Я помню и как мы впервые прибежали на Бернборо: воскресенье и поджигательский рассвет.
Трибуны полыхали, будто многоэтажка, подожженная злодеями, и дорожки уже затянуло бурьяном, пролежнями и экземой. Поле – еще не джунгли, но уже на полпути к ним.
Мы пробежали восемь по четыреста метров.
Тридцать секунд отдыха.
– Еще разок? – спросил я.
Клэй кивнул.
То, что творилось в его животе, ушло, а страдание – совершенная красота. На Бернборо он снова стал бегать босиком, с прищепкой в кармане шортов… и, бывает, я думаю, он это замышлял. Иной раз я думаю, что он знал.
Мы будем бегать по улицам конных кварталов.
Он будет высматривать его с крыши.
Я думаю, что, будто бы разыскивая отца, Клэй уже знал, что где-то нас что-то ждет, и теперь я это тоже знаю – потому что там, по нашему миру городской окраины, мы прокладывали путь к нему.
Мы бегали, и мы искали мула.
Фотография
На уик-Энд, когда Кутамандра уехал на юг, в столицу скачек, Эннис Макэндрю принял мудрое решение: Кэри не будет скакать вообще.
У нее отобрали скачку в Санлайн-Норзерли – ее первое выступление в Первой группе, – и ей было всего семнадцать. Самого Макэндрю в городе и рядом с ней не будет, и с собой он ее не возьмет.

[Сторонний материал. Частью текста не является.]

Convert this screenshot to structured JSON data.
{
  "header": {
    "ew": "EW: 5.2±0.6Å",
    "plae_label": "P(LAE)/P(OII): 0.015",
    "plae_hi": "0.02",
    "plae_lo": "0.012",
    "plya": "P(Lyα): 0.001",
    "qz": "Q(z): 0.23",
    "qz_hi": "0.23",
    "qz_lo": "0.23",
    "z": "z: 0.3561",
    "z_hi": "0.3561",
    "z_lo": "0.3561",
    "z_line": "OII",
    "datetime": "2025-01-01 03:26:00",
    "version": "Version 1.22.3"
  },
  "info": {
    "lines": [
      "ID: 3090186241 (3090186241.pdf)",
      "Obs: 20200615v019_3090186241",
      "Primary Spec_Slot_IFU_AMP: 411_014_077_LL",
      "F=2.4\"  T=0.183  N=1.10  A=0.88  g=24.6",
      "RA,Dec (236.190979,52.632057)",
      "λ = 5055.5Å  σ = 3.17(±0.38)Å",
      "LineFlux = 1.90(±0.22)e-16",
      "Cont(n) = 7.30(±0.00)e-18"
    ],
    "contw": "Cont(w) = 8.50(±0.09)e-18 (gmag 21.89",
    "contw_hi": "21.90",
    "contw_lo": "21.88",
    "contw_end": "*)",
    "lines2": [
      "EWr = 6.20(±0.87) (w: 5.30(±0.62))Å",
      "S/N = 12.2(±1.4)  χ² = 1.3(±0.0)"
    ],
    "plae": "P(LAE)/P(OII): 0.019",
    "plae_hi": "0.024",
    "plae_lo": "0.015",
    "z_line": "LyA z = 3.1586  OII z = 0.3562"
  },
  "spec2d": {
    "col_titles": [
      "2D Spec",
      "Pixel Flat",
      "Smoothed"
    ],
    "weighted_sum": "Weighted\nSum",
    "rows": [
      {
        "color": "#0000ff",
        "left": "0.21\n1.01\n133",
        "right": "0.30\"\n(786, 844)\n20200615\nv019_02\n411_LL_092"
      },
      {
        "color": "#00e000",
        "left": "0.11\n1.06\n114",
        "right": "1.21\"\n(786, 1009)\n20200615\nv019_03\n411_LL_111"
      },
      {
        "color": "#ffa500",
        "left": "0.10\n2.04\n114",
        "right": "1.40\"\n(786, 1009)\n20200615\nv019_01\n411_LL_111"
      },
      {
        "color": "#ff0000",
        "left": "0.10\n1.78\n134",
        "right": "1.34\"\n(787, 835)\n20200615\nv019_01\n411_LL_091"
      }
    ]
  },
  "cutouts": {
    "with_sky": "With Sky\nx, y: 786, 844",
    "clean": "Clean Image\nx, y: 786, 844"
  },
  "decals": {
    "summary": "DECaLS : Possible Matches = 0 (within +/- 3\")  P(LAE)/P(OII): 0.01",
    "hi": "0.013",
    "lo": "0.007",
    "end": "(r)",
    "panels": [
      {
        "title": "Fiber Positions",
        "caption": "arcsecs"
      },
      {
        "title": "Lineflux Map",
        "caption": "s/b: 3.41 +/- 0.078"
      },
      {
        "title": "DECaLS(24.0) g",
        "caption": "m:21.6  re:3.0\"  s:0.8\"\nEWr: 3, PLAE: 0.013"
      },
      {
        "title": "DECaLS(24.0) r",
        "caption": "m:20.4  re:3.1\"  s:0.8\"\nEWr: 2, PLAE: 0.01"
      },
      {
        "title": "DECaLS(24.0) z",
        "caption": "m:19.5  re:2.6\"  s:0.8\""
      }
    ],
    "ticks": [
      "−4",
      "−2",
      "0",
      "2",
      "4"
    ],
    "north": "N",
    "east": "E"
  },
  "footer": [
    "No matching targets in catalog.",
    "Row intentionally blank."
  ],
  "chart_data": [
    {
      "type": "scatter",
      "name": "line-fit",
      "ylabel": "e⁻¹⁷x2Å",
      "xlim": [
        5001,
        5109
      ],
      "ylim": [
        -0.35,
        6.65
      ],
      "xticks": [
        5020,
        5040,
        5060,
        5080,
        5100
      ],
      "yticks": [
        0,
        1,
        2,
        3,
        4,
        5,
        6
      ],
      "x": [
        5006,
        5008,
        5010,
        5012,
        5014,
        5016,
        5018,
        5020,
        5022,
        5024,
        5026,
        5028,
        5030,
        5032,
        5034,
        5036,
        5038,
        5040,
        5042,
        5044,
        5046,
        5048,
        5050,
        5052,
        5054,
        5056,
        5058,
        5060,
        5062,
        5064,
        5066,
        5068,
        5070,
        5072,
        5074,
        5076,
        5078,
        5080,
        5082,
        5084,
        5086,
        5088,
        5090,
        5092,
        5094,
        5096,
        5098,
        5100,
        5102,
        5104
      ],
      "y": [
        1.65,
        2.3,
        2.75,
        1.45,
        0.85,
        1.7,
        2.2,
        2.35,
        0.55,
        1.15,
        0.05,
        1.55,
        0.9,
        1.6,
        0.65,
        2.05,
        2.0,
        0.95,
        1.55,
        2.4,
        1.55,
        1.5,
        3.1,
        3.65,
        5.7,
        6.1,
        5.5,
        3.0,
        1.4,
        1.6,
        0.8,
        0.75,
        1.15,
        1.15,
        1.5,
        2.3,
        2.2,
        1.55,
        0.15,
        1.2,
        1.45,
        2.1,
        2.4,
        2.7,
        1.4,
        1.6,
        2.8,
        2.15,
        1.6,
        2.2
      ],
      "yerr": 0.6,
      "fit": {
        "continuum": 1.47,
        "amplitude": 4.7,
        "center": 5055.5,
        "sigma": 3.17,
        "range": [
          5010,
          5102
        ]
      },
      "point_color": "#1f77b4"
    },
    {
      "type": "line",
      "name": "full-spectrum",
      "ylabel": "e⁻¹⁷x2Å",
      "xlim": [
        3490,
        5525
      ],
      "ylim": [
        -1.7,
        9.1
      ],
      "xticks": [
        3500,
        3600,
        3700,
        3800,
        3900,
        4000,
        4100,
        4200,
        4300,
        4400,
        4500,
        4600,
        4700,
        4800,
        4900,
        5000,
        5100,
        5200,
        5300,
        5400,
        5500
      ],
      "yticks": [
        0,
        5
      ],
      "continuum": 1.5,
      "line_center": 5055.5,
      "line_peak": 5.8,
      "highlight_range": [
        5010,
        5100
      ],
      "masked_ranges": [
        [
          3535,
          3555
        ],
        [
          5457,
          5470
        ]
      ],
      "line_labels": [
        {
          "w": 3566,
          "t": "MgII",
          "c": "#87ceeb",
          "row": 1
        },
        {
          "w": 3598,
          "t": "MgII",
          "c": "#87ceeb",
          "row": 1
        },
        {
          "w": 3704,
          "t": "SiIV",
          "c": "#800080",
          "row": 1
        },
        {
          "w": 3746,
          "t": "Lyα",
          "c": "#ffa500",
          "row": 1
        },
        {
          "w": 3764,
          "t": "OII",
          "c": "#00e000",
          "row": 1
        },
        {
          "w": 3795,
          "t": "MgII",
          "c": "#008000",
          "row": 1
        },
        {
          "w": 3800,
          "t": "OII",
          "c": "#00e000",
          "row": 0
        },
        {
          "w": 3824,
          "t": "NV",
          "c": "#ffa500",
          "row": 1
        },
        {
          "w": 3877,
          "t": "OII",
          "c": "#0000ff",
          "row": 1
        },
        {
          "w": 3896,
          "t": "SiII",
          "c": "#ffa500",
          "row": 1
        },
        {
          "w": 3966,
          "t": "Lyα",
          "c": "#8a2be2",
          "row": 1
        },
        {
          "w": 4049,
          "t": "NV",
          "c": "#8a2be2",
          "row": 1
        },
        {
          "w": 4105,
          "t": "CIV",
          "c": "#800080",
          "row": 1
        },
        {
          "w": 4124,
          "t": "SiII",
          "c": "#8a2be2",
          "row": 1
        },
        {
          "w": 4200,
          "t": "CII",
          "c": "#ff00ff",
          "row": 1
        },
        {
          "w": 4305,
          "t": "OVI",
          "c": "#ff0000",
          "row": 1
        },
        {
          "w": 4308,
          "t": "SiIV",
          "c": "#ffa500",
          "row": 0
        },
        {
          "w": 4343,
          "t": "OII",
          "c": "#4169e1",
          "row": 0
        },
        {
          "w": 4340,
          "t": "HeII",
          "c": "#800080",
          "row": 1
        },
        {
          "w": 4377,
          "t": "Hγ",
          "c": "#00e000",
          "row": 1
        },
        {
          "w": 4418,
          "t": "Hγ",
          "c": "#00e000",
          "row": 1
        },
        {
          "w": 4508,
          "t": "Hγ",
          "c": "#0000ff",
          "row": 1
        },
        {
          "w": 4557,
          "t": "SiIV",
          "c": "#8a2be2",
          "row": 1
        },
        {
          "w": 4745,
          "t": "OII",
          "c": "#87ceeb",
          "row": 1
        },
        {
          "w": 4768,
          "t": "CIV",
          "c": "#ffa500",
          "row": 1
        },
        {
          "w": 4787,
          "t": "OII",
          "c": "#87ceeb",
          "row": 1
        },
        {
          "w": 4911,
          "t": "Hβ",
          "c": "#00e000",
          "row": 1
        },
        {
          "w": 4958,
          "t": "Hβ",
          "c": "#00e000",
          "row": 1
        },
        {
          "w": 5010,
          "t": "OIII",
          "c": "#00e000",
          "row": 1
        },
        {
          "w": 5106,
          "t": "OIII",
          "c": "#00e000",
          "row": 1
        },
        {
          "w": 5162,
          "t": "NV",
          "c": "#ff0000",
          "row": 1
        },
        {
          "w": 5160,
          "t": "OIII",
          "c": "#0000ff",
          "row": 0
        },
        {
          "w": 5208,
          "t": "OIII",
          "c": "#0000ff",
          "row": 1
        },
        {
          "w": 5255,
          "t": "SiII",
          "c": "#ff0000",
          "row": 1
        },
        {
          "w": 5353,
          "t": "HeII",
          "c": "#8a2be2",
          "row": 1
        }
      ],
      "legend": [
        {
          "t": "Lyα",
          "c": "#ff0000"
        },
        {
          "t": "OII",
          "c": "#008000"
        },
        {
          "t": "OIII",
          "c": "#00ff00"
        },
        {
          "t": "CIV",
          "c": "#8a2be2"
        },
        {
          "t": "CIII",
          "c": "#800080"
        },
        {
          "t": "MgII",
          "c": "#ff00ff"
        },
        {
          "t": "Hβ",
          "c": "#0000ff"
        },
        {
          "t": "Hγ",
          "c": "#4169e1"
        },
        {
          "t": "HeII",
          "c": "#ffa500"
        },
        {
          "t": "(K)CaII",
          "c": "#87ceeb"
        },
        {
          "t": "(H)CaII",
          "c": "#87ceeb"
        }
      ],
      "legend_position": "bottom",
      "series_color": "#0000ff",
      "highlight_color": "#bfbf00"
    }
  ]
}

Такого она точно не вынесет: смотреть, как ее огромный гнедой входит в поворот.
Нет, он сказал ей всего одну фразу:
– Думаю, ты заслужила пару дней отпуска.
Это был не обычный тренер.
Клэй непременно решил в эту субботу быть в городе: на неделе по радио говорили об этой лошади и о замене жокея.
Вечером в пятницу, кода он уезжал, Майкл Данбар его удивил.
Он повез Клэя на станцию, и дорогой они, как обычно, почти не разговаривали, но когда выехали к железной дороге, Майкл вынул из перчаточного ящика какой-то конверт и положил Клэю на колени. Конверт был надписан: «Для Кэри Новак».
– Что за?..
– Отдай, и все, ладно? Ей понравится, обещаю.